ARAMONT (Gabriel d’), ambassadeur de France à Constantinople, sous le règne de Henri II, était un gentilhomme de Gascogne, qui s’acquitta dignement de son emploi. Le connétable de Montmorenci, examinant l’ouverture que le pape Paul III avait donnée, que le seul moyen de tirer Plaisance des mains de l’empereur était de faire venir la flotte turque sur les côtes de Naples et de Sicile, obligea le roi son maître à négocier sur cela avec Soliman. On choisit Aramont pour cette affaire. Il n’était ni moins adroit, ni moins expérimenté que Laforêt, Rincon et Paulin, qui l’avaient précédé dans cette ambassade. Il se fit des amis à la Porte, qui lui procurèrent un libre accès, et des audiences secrètes : et il sut si bien tourner les choses, qu’il ramena Soliman, que l’on avait un peu prévenu contre les Français.

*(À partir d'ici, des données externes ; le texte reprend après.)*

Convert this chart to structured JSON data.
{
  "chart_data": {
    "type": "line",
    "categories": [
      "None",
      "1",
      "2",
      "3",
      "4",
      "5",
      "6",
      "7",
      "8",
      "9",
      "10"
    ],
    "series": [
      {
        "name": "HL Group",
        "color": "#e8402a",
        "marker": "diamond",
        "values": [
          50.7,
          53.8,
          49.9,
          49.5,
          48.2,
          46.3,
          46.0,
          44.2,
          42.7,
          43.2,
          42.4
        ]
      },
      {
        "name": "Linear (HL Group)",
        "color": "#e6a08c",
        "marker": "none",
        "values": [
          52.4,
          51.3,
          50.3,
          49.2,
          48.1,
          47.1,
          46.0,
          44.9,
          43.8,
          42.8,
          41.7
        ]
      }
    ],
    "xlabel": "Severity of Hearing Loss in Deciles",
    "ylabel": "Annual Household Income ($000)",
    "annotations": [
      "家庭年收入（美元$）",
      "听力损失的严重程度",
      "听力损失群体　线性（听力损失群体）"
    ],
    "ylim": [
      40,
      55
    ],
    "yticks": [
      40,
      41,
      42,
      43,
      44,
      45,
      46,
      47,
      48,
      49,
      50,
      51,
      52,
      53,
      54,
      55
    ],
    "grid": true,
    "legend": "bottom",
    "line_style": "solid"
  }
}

Il ne fut plus question que de savoir à quoi la flotte de sa hautesse serait employée : c’est pour cela qu’Aramont s’en retourna promptement en France, afin de concerter avec son maître les moyens d’employer utilement les secours du grand-seigneur. Le roi et le connétable lui apprirent qu’ils avaient des intelligences dans l’île de Corse, et qu’il serait aisé de s’en emparer, pourvu que la flotte turque et celle de France l’attaquassent en même temps. Il partit avec ce projet pour le communiquer au grand-seigneur : mais dès qu’il eut débarqué à Malte, il fut instamment prié par le grand-maître [a] d’aller trouver les généraux turcs, qui avaient mis le

  1. C’était un Espagnol nommé Omeda.